Zacharie Jacob (died 1667), known as Montfleury, was a famed French actor and playwright of the 17th century.

Jacob was born in Anjou during the last years of the 16th century. He was enrolled as one of the pages to the duc de Guise, but he ran away to join some strolling players, assuming the stage name of Montfleury. About 1635, he was a valued member of the company at the Hôtel de Bourgogne, and he was in the original cast of the Cid (1636) and of Horace (1640). Richelieu thought highly of him, and when in 1638, Montfleury married the actress Jeanne de la Chalpe (d. 1683), the cardinal desired the ceremony to take place at his own country house at Rueil.
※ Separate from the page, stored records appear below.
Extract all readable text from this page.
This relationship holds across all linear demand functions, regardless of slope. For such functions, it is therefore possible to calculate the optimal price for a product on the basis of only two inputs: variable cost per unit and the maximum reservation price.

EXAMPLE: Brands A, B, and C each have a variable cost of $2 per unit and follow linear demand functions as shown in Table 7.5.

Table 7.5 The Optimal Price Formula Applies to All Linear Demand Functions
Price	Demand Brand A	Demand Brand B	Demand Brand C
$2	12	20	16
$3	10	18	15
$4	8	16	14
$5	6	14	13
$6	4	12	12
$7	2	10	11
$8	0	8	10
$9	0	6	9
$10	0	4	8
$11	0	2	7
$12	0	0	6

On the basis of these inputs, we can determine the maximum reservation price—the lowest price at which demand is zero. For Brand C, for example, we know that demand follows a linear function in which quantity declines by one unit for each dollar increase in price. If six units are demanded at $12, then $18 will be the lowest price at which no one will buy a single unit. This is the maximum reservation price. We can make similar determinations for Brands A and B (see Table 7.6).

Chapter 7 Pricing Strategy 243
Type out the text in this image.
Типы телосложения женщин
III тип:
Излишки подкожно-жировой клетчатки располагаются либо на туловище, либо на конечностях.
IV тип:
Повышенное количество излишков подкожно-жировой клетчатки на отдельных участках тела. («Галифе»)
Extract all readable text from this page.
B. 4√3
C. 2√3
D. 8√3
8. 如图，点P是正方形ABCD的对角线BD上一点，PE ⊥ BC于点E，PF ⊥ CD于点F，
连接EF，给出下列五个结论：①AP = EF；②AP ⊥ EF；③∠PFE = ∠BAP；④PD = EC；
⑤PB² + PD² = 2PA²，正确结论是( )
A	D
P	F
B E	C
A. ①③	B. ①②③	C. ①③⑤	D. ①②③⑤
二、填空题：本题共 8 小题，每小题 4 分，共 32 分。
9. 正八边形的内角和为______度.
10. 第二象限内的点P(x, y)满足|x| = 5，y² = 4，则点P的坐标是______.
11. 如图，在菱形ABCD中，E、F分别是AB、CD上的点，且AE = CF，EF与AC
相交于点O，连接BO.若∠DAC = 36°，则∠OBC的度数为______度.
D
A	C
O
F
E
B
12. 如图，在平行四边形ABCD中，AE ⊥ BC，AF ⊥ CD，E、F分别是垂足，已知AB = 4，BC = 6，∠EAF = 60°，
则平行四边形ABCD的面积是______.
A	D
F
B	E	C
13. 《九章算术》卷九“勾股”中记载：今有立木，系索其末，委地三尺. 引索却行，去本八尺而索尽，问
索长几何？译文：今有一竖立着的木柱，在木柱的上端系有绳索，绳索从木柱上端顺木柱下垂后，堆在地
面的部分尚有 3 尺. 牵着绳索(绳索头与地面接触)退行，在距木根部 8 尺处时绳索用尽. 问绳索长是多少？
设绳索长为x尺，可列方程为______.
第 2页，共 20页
He was the author of a tragedy, La Mort d'Asdrobal, performed in 1647. His son, Antoine Jacob, who was also known as Montfleury (often "Montfleury fils"), was a rival of Molière and Cyrano de Bergerac. Both father and son feuded with Molière. Zacharie was mocked for his girth in a Molière play, to which Antoine responded with one mocking Molière. Shortly before his death, Zacharie denounced Molière to King Louis XIV as having committed incest, a rumor which has never gone away.

Montfleury died in Paris from the rupture of a blood-vessel, while playing the part of Orestes in Andromaque, in December 1667. It is believed that a metal belt he used to support his enormous belly was the cause.